December 11, 2018
Monday, 10th December, 2018 – Port Moresby: Port Moresby, the capital of Papua New Guinea, is the largest city in the South Pacific outside of Australia and New Zealand located on the shores of the Gulf of Papua on the south-western coast of the Papuan Peninsula.
The famous Motuan coastline runs on either sides of the metropolis, touching its waterfront at the centre. The marine habitats here include lush mangrove systems, pristine coral reefs, seagrass beds and sandy substrates. However, global warming is already having its toll on the beautiful marine environment like in any part of the country and the world around – effects such as rising sea levels and increase in salinity in wells used for fresh drinking water sources. Apart from these causes to the slow but gradual deteriorating state to natural habitats of this once lush marine environment, there’s also the effects brought on by human activity.
Like any metropolitan city in developing countries around the world today, Port Moresby has witnessed rapid population growth in the past couple of years brought on by an influx of rural to urban migration and an increase in socio-economic activities. The city now has a population of over 400, 000.
Much of the existing infrastructure have not been built to accommodate such pressures – a notable one being the existing sewerage system where substantial increase to the volume of untreated effluent was being discharged into the sea via multiple outflows. This has put an added strain on the marine life and its habitat.
To address the issue, the Government of PNG with assistance from its Japanese counterpart, have entered into an arrangement to rehabilitate the existing infrastructure through the Port Moresby Sewerage Systems Upgrading Project (POMSSUP).
POMSSUP Project Map
The project’s targeted areas are located along the capital city’s waterfront stretch, which is partially surrounded by lush coral reefs. The marine ecosystem here has been a lifeline for the local communities that rely heavily on fisheries. Previously, the structure of the sewerage system was adequate enough with the burgeoning needs of a growing city – the result being an accelerated degradation of the sea environment, elevated health risks for the local residents and a negative impact to the volume of coastal fishing and tourism activities.
The project will remedy this by intercepting, rerouting, treating and disposing of sewage waste past the coral reefs, and expanding the service area of the existing sewer system.
POMSSUP is one of the many development ventures that attest to the vibrant bilateral relations shared between the Governments of PNG and Japan – one that spans over 40 years.
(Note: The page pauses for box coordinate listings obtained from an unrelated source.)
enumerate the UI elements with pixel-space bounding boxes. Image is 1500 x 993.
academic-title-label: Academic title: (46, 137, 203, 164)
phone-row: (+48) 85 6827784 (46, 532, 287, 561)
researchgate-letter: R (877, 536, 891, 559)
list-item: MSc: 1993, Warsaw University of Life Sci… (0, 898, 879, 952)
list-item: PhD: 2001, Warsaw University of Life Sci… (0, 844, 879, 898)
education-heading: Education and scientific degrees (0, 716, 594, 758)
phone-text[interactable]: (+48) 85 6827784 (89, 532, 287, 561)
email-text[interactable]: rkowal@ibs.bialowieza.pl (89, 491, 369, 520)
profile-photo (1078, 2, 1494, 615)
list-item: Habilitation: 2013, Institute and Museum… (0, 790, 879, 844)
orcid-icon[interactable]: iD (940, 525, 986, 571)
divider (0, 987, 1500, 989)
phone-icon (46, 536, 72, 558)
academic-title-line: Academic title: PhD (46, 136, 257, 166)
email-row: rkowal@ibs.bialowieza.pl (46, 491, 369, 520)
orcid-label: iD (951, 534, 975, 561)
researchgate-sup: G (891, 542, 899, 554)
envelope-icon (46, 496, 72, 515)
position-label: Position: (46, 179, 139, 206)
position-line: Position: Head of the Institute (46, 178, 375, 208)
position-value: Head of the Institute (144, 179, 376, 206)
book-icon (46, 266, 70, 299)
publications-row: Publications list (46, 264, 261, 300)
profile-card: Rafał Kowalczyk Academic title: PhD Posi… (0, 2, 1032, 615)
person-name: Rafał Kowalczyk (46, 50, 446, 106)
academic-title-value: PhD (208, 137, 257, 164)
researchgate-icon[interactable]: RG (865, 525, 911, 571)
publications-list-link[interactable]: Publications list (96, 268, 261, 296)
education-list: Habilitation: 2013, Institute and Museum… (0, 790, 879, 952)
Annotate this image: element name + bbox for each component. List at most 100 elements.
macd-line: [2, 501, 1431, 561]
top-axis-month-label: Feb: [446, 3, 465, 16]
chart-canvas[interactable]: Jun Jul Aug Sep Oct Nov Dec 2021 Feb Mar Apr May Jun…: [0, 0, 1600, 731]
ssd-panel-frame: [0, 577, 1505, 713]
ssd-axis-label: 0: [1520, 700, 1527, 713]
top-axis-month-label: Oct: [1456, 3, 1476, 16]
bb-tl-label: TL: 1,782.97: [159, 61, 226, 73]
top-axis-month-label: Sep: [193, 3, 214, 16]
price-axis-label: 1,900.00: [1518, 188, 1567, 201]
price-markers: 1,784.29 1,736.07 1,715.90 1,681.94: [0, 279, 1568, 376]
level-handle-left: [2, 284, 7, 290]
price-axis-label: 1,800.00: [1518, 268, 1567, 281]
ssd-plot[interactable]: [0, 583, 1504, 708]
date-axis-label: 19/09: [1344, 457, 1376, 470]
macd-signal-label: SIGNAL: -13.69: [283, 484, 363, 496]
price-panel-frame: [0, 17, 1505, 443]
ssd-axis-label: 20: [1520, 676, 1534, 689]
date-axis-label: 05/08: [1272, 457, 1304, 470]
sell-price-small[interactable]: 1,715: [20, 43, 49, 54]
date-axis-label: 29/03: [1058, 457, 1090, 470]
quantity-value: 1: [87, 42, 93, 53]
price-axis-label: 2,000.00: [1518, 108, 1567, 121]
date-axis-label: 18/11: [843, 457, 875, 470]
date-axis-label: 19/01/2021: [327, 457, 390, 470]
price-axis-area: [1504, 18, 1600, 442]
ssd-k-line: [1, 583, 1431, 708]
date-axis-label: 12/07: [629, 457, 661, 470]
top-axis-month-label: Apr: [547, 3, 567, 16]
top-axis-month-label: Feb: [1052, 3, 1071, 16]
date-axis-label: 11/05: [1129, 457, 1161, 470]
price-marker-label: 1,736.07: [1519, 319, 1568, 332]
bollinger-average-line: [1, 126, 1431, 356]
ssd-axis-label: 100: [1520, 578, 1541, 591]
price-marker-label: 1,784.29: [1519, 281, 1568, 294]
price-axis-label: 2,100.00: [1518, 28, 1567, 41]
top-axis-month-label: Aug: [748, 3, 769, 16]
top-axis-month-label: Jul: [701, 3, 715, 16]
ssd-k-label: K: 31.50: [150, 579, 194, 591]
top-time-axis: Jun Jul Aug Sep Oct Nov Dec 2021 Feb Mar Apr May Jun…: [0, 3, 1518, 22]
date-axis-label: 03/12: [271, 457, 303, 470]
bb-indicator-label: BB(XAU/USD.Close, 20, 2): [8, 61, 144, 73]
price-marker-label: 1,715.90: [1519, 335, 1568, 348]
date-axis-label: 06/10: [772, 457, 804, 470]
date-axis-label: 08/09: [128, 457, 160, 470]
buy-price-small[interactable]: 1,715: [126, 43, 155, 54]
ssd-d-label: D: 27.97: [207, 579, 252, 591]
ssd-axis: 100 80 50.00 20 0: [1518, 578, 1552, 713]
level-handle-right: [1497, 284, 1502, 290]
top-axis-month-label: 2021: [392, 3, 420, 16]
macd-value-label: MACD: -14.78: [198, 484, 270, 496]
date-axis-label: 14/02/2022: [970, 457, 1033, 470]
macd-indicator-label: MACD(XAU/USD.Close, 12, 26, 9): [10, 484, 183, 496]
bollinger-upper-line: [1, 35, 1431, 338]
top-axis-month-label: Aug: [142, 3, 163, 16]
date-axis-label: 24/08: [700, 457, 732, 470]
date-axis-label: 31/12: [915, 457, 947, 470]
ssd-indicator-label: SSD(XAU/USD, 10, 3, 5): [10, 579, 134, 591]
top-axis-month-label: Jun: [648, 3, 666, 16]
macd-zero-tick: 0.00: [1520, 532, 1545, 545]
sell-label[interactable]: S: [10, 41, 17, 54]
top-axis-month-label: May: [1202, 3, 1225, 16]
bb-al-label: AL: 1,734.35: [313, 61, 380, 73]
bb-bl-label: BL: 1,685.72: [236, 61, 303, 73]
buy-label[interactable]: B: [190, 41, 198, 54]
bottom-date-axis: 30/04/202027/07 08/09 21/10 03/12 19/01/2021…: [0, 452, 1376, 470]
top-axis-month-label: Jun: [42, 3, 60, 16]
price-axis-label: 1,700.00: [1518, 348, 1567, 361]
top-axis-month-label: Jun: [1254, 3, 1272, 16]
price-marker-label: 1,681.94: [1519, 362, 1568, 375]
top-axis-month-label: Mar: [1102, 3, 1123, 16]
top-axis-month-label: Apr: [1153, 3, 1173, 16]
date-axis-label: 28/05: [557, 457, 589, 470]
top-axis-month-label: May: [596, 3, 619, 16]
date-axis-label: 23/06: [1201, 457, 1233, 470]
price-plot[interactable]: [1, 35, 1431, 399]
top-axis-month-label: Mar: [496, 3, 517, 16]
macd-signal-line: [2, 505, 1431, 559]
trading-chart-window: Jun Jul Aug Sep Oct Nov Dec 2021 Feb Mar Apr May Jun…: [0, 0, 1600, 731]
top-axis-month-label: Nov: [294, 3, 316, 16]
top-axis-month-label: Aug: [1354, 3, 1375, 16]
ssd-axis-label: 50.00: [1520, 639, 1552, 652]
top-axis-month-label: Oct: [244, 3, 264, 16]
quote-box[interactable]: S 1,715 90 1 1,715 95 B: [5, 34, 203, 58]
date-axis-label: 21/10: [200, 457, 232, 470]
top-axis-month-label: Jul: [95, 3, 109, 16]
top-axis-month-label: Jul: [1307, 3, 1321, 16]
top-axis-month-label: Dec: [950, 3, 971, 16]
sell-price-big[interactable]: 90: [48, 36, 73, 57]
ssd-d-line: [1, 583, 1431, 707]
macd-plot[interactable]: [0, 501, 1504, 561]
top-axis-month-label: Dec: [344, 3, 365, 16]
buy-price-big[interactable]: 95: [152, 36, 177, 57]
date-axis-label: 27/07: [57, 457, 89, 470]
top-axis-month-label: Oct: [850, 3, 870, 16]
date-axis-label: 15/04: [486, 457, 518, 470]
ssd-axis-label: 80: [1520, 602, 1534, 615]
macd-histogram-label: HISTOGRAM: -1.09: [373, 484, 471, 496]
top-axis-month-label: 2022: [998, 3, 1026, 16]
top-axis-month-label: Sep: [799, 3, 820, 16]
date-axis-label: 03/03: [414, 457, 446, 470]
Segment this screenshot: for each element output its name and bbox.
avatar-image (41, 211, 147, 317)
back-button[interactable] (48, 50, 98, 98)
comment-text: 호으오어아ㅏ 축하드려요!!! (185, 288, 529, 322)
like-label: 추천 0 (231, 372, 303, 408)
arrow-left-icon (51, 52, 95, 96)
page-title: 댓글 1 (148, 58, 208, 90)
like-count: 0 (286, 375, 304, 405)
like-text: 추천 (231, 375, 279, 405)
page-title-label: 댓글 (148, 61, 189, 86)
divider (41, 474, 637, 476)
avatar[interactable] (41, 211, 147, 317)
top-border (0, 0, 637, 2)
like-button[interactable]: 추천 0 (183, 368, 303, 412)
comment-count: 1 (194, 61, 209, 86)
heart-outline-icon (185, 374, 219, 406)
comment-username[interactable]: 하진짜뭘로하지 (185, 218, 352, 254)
This particular project has allowed for much needed development and rehabilitation to the existing sewer system which covers the southern catchment area of the metropolis from Konedobu right through to Kilakila and the Joyce Bay area where a modern sewage treatment plant has been stationed. The plant is deemed the largest in the South Pacific, built to international standards and has a treatment capacity of up to 18, 400 cubic metres per day with potential to increase should the need arise. The sewerage network spans 26km across the city’s waterfront and comprises 13 pumping stations.
The project has been implemented by Kumul Consolidated Holdings on behalf of the PNG Government. It is jointly funded by the Government of Japan through its international development partner agency, Japanese International Cooperation Agency (JICA) and the Government of Papua New Guinea at a total cost of K410 million.
The multimillion kina project will have a long term positive imprint on the marine ecosystem – one that is heavily relied on for fisheries along the city’s southern catchment area and the low lying villages of the Motuan coastline; with further protection guaranteed for generations to come. It will also increase potential for tourism and recreational activities in area. This project is testament to governments’ cooperating to tackle substantial environmental impact issues, and succeeding .
Construction of the wastewater treatment facility at Joyce Bay commenced in April 2016. It is now fully functional and awaits commissioning.